Owing to the risk of discontinuity of care in chronic disease patients, it is essential to improve the paediatric-adult care transition. The DREPADO project is the first RCT designed to assess the impact of a paediatric-adult transition programme. The latter is based on the available literature [3] and on a recent previous qualitative study [10]. In accordance with this, it involves both paediatric and adult departments of care by starting the intervention in a paediatric department and continuing it in adult department of care. In addition, the qualitative study found that the needs of parents and patients were biopsychosocial, both individual and familial [10]. Added to that, the modifiable factors of the SMART [11, 12] were included in the three axes of the programme, to become patients’ coping skills. Furthermore, because the previous qualitative study [10] found the need for an integrated caregiver programme, the educative axis involves both the patient and their parent. This axis is conducted at home as this is patient’s environment as opposed to the hospital, which is the environment of care [21].

The primary outcome is bioclinical, which is more objective than complications measured in terms of pain.

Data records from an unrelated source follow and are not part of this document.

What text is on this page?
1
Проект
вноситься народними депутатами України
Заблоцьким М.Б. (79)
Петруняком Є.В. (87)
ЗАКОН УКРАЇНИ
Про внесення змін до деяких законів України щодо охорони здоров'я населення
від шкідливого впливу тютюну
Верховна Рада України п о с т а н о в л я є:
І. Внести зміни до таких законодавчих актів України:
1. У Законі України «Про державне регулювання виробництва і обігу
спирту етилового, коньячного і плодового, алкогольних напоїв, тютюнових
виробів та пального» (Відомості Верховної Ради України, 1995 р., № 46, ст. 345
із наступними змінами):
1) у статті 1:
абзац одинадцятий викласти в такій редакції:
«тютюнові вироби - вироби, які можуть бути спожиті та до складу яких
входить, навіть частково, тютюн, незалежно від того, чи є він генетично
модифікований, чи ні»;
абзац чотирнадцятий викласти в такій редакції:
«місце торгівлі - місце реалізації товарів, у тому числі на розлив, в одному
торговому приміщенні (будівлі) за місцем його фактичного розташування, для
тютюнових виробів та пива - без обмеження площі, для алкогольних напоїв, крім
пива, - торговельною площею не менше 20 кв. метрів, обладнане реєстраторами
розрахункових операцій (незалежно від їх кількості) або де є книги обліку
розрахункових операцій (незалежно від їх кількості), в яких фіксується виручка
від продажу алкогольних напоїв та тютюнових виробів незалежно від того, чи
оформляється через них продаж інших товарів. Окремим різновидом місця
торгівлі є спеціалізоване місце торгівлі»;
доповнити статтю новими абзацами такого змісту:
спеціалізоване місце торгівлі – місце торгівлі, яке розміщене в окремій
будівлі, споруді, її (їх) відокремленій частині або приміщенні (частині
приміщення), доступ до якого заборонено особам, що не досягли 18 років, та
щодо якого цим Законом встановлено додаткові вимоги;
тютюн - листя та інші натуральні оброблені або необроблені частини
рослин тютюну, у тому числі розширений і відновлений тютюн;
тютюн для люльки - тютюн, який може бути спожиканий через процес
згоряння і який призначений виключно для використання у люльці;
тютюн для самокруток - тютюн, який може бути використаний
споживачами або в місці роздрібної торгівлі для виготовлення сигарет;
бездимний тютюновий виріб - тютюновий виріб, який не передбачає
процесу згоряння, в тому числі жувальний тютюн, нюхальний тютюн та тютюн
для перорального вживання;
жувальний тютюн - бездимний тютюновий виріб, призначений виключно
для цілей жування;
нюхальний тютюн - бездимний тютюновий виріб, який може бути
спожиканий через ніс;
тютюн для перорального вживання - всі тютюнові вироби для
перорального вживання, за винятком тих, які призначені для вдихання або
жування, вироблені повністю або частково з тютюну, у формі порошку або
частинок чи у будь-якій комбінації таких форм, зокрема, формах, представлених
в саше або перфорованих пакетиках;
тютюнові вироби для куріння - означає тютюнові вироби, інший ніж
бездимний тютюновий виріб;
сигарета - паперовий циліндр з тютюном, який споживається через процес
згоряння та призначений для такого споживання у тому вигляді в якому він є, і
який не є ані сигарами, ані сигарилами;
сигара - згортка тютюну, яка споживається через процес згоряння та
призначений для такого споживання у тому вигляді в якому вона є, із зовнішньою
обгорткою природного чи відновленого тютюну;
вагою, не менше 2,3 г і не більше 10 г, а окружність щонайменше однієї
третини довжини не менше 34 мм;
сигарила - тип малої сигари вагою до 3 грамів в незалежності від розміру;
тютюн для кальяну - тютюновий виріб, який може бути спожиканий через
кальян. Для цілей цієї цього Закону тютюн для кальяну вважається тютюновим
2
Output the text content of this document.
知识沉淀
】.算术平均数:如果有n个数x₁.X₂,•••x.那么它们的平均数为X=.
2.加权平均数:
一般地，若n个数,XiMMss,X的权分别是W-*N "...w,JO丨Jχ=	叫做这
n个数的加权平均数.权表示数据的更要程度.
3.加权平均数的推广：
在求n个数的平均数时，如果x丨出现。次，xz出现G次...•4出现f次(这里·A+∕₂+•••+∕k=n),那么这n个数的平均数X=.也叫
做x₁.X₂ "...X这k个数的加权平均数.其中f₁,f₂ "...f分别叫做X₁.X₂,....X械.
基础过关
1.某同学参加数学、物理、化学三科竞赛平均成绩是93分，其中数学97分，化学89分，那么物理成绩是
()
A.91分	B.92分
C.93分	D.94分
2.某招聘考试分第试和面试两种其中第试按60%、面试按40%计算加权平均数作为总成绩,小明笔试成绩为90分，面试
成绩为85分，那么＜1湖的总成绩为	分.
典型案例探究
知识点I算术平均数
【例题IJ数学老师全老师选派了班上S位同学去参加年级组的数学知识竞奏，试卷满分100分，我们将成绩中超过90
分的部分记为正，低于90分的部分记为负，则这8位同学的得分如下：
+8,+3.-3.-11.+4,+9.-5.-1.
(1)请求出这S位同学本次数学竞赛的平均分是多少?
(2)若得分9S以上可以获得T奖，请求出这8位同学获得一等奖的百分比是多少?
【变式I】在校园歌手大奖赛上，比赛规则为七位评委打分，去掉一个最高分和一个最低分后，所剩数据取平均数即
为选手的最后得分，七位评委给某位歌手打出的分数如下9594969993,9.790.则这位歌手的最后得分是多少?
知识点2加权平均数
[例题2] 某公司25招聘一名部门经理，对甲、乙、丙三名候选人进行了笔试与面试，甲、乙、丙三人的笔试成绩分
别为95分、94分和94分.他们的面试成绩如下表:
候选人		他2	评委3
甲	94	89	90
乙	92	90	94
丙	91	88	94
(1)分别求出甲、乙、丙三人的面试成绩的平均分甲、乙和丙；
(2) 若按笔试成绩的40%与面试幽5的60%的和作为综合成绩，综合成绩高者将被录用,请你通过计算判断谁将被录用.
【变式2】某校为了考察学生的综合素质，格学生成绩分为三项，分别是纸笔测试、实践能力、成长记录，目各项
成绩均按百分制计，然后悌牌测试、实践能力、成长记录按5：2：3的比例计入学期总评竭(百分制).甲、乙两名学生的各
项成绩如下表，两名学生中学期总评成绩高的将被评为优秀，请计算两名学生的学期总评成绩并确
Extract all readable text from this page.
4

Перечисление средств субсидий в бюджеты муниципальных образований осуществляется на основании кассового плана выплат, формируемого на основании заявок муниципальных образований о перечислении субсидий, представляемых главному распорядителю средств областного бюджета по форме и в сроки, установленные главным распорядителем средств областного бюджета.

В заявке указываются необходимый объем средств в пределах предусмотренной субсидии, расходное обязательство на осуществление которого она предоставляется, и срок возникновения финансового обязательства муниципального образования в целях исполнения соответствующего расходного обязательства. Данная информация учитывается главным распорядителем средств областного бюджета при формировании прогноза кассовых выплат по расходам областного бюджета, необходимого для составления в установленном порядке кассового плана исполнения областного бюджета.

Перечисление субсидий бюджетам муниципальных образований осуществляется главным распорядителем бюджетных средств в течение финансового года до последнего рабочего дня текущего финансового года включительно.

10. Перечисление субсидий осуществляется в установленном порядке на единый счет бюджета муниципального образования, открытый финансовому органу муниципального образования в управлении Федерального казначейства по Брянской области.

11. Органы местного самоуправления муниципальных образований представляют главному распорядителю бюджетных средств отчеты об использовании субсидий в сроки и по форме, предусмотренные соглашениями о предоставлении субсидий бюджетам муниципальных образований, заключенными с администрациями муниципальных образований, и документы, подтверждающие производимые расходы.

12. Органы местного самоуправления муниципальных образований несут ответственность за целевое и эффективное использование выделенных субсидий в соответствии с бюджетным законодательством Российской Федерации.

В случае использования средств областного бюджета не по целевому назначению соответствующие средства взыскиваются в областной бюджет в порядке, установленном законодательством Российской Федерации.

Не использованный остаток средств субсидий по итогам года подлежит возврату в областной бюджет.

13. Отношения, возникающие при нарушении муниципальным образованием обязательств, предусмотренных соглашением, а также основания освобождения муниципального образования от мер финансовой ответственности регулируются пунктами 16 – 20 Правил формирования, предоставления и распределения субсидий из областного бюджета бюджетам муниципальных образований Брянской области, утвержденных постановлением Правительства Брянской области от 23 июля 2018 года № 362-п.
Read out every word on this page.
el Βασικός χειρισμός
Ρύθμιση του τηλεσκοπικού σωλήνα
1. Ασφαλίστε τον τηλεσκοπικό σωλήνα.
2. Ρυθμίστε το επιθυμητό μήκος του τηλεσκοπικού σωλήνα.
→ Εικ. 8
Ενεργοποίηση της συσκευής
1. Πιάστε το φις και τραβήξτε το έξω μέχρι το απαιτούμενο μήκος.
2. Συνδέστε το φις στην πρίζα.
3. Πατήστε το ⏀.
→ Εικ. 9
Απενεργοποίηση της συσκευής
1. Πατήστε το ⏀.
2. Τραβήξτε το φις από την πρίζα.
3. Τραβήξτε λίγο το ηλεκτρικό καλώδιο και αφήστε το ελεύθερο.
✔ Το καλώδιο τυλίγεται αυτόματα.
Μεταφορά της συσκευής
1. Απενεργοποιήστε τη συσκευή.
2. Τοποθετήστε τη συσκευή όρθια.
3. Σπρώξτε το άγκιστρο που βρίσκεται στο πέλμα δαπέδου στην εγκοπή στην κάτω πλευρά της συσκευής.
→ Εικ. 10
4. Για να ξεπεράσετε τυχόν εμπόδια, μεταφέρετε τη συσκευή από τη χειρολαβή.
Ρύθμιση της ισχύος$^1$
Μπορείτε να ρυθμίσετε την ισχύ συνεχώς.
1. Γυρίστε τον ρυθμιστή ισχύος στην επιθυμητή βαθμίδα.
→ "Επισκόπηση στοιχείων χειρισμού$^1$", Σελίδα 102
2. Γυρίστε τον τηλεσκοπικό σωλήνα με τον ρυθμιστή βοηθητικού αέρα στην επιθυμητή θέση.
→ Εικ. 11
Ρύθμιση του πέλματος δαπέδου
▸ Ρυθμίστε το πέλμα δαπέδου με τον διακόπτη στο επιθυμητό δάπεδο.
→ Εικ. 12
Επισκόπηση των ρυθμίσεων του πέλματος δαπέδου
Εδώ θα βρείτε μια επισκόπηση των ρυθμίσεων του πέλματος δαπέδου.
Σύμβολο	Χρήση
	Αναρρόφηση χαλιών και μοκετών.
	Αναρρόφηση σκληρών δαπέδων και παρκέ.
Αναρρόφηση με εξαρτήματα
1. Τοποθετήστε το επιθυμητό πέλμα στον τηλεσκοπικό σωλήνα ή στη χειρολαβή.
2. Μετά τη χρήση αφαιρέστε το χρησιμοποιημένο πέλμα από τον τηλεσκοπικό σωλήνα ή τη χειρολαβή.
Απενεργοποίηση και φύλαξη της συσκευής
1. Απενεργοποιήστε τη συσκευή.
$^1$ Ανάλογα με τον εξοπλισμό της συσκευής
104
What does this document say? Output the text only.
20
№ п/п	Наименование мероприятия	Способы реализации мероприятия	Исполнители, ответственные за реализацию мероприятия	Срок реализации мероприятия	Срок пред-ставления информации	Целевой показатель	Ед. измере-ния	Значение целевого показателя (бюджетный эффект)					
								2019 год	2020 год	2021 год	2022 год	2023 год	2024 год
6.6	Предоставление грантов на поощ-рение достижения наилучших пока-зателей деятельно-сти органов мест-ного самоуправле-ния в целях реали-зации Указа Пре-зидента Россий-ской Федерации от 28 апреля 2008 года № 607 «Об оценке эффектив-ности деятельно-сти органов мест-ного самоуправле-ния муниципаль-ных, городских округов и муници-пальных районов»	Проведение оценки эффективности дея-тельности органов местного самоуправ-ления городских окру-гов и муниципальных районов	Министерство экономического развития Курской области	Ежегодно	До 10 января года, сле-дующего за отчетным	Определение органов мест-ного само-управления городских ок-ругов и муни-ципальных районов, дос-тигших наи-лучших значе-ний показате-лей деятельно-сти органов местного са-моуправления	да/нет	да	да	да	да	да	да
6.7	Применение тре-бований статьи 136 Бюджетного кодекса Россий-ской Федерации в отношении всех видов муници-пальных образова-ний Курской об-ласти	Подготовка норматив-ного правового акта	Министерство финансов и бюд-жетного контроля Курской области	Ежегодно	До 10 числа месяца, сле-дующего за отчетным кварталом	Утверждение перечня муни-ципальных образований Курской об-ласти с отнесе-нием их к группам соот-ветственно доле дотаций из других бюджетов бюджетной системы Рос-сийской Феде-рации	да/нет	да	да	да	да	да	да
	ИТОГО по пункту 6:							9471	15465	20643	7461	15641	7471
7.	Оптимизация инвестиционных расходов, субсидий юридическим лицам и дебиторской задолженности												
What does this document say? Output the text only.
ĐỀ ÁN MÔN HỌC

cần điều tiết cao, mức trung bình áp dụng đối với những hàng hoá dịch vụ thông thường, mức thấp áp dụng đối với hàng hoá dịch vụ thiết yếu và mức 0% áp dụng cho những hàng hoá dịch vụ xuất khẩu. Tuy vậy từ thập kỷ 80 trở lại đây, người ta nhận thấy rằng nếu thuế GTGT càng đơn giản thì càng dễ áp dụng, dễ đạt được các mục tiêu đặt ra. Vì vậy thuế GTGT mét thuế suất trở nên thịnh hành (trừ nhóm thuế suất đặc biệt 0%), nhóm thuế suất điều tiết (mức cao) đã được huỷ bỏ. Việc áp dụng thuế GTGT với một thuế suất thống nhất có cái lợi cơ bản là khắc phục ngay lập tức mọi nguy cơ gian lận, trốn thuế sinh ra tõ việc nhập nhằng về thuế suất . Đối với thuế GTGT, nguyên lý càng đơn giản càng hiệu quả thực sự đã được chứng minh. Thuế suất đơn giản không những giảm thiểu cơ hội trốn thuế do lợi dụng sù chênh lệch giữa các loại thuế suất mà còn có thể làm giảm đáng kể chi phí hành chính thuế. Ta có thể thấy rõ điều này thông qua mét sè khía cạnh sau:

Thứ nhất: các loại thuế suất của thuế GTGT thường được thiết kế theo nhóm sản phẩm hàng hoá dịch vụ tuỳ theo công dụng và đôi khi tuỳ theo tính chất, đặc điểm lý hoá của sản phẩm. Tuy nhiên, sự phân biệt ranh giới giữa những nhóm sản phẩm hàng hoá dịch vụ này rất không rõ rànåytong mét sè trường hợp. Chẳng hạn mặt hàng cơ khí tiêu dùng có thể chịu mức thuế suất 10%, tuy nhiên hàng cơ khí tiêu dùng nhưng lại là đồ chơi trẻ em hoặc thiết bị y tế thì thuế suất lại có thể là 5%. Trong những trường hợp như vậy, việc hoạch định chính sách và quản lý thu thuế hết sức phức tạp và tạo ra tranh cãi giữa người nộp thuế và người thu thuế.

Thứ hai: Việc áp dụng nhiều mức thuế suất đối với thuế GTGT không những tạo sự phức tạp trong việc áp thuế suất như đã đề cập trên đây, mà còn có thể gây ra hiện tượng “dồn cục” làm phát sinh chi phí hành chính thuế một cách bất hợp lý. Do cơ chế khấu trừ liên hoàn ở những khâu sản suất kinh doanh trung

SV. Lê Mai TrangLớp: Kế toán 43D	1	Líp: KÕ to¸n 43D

Secondary outcomes consider aspects related to the patient using a whole system approach, such as quality of life, but also include coping skills such as sense of self-efficacy, health literacy, and disease knowledge. In addition, as the transition of care is stressful and generally experienced by both patients and their parents, lived experiences of the proposed care transition programme are also evaluated.

The major strength of the DREPADO trial is the proposed intervention using a biopsychosocial, whole system approach to the patient, which aims to reflect as much as possible the real needs of patients and their family. In addition, needs are assessed at the beginning of the psychological and educative axes, in order to individualise the intervention. Another strength of the intervention is the participation of expert patients in the social axis; his/her experiential knowledge promotes sharing between the adolescents in the group and provides real-life examples of coping skills and advice [22]. The major limitation of DREPADO trial is the difficulty to implement the transition programme, as the intervention is complex [23]; it involves different departments of care, different places of intervention (home, hospital, ‘neutral place’), and different types of expertise (or the training of personnel in several different fields). This complexity requires good communication and coordination between interlocutors; to aid in this regard, the DREPADO study group provides each centre tools for communication and training. Another potential limitation is patient adherence to the programme, and the strategies to improve this are also based on communication, using, for example, paper schedules and reminder text messages.

The DREPADO RCT has multiple perspectives. First of all, for patients and their parents, this trial should show a better health status, quality of life, and a better experience of this difficult period of care. For healthcare professionals, it is expected to provide a model of paediatric-adult care transition for SCD. Furthermore, the methodological quality renders possible the evaluation of the efficacy and efficiency of the proposed programme. If conclusive, it will be possible to adapt it and test it in other chronic diseases presenting the same care transition problem [2]. For public health, the DREPADO trial results will be multiple. By focusing on this population of sub-Saharan origin with low visibility and high social vulnerability [24], this study will reduce the social inequalities in the healthcare system experienced by patients with SCD and their families. Also, by improving the health status, quality of life, and care of patients with SCD, the indirect cost of complications will decrease.

The DREPADO study is the first RCT designed to assess the impact of a paediatric-adult transition programme based on a biopsychosocial approach. By providing self-care knowledge and coping skills related to SCD and therapeutics, helping empower patients in relation to pain management and emotions, and facilitating the relationship to oneself, others, and care, we believe that the morbidity of patients with SCD may be reduced after the proposed transition programme.